Dear Readers,

This edition of the Chronicle examines upcoming changes in EU platform regulation. Specifically, it focuses on the EU Digital Services Act (“DSA”) from a competition perspective. The DSA is perhaps little understood compared to its companion regulation: the Digital Markets Act (“DMA”), which explicitly aims to increase the contestability of digital markets. But the DSA, particularly via its modification of liability rules for platforms, will also have competitive effects on digital platforms. 

The DSA sets itself the laudable aim of ensuring a “safe, predictable and trusted online environment” by targeting various forms of harmful behaviors online, including the spread of illegal and harmful content, such as disinformation. Indeed, the DSA is remarkable in its ambition, as noted by Michèle Ledger & Laura Sboarina. The DSA explicitly seeks to make the internet a “safer place,” while also seeking to protect fundamental rights and enhance consumer protection. This new regulatory framework places important responsibilities on intermediary services, depending on their reach and size relating to the moderation of content. Julia Apostle, Kelly Hagedorn, Christian Schroder & Adele Harrison further detail the obligations imposed by the DSA. Despite the DSA coming into force in February 2023, many businesses do not know yet that are subject to the DSA. The authors provide an overview of the DSA, including its scope of application, key obligations, when they take effect, and sanctions for violations. 

It also covers other aspects of digital services, such as exploitative online advertising and “dark patterns,” including manipulative and coercive user interface designs. That said, the DSA does not address the moderation of media services (but this is now covered in the Commission’s proposed European Media Freedom Act). The authors query whether the DSA will deliver on its promise, or whether it is too ambitious.

Turning to more concrete aspects of the changes to the rules governing platforms, Maciej Sobolewski & Néstor Duch-Brown argue that the DSA, via the modification of liability rules for platforms, could also bring about competitive effects in the platform economy. The authors, after setting out the case for reform, conjecture as to how platforms might adapt to the new rules. Finally, they hypothesize as to how the DSA might affect competition between large and small platforms via changes in content curation behavior. 

Delving further into the detail, Katie Pentney explores the particular due diligence obligations the DSA places on large online platforms, like Facebook and Twitter, to achieve its ends. As the author notes, the vagueness of the provisions, the deference afforded to these platforms, and the disjointed approach to harmful content such as disinformation may hamper the DSA’s ability to fulfil its promise. This article sets out the key provisions of the heightened due diligence framework, the underlying compromises made during the negotiations, and the lingering challenges that lie ahead.
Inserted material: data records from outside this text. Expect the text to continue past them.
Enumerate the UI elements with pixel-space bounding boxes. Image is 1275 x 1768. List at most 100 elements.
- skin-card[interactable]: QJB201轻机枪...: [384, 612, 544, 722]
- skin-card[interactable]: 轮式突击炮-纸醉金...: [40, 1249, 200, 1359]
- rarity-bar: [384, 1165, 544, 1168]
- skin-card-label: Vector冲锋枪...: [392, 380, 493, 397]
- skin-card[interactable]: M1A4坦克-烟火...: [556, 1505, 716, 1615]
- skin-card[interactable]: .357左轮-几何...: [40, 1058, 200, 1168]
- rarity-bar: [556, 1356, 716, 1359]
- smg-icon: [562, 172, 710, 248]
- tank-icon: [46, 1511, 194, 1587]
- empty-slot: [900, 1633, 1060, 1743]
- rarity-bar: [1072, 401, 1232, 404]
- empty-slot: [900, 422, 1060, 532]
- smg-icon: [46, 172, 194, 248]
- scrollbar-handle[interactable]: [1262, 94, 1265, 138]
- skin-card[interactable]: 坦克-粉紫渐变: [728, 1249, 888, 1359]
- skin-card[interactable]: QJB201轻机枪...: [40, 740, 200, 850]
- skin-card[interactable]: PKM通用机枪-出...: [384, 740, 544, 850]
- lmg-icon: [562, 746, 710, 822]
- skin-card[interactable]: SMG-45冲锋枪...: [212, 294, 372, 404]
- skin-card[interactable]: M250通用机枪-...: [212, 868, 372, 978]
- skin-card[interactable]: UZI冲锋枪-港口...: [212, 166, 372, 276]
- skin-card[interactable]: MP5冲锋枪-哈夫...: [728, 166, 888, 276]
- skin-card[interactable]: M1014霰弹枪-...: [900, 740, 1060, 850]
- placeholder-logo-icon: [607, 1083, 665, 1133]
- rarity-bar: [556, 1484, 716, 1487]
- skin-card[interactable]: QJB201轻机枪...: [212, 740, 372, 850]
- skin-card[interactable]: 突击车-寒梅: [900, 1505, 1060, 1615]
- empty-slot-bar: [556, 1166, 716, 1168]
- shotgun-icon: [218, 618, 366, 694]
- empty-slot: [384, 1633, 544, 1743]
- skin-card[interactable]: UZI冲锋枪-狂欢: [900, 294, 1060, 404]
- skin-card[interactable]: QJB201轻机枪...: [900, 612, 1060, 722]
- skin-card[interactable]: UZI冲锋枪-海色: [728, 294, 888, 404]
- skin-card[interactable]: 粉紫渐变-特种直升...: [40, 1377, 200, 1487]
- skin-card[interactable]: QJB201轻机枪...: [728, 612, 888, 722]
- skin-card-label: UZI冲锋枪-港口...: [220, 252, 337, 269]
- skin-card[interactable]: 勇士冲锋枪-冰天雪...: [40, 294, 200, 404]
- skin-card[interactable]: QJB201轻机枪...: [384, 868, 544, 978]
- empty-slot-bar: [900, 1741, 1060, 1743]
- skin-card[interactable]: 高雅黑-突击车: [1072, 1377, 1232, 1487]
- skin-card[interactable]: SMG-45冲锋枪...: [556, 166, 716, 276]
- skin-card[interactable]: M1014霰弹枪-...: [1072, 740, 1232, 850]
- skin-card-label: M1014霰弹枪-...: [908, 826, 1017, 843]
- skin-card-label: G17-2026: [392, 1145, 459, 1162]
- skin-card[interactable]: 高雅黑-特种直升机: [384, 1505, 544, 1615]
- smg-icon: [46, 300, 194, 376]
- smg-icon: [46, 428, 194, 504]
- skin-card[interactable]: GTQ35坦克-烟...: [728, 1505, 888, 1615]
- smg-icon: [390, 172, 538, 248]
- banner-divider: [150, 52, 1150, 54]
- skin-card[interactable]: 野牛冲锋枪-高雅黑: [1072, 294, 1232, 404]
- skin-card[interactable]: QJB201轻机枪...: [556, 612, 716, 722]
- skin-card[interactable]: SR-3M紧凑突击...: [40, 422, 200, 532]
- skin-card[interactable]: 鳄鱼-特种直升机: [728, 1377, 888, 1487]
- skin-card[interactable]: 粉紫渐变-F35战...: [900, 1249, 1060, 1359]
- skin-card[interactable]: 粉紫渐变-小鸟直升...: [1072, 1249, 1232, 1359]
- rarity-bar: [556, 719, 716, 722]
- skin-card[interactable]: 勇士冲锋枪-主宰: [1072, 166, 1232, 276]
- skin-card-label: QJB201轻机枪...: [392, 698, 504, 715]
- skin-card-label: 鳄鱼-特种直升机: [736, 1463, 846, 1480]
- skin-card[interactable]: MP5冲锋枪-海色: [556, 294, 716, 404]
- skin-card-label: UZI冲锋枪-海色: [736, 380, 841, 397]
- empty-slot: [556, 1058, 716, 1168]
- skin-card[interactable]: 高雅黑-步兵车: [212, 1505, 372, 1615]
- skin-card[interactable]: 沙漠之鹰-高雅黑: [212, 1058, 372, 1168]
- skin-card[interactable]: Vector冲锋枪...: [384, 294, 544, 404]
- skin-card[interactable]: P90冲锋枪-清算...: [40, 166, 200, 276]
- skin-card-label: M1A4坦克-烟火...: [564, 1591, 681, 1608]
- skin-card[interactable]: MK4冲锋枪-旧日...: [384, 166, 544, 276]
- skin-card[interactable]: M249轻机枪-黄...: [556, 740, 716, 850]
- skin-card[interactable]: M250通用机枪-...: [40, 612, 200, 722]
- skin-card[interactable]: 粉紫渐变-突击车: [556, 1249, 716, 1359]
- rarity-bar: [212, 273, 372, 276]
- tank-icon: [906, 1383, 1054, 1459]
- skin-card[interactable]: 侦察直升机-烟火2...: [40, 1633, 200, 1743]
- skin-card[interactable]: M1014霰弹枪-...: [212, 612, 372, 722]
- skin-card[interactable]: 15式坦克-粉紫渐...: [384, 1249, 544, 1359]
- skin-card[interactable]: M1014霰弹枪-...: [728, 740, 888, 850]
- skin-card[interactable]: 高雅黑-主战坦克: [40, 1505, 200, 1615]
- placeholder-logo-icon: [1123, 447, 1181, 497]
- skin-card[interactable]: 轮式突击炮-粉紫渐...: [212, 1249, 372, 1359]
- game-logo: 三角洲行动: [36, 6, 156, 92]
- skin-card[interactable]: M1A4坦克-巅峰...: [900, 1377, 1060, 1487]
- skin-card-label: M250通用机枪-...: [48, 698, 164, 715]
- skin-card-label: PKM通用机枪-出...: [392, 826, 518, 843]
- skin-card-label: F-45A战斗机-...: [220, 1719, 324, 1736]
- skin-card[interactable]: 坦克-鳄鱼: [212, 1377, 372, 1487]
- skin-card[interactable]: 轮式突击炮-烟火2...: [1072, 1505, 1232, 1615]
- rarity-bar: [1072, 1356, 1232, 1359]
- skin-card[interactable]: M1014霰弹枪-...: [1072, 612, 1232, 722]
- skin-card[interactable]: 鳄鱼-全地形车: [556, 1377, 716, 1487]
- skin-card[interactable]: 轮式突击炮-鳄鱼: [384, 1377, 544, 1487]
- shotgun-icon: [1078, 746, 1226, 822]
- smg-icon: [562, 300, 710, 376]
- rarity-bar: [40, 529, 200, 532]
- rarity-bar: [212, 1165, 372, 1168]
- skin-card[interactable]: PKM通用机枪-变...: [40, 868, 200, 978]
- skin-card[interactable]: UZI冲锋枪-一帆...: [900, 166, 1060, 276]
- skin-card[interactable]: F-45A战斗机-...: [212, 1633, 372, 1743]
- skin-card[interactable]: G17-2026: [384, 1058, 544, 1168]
Taking yet a further deep cut, Oliver Budzinski & Madlen Karg discuss how the DSA will interact with algorithmic search and recommender systems. Such systems have the key function of pre-sorting the torrent of online information for users’ benefit. However, they also harbor the risk of competitive distortions and, perhaps more controversially, alleged ideological bias. 

The DSA responds to this concern primarily through the imposition of transparency obligations, which the authors analyze from a law and economics perspective. Contrary to the DSA’s vaunted aims, the authors conclude that the proposed approach neither prevents possible distortions of competition nor ideological media bias. Therefore, according to the authors, there is a risk that the DSA´s transparency requirements will become a paper tiger. 

These debates will no doubt continue to rage as the DSA is implemented (along with the DMA, its partner regulation). At this formative time in the development of online media regulation, the pieces in this Chronicle set the stage for the controversies to come, with a particular focus on their potential effects on competition.

As always, many thanks to our great panel of authors.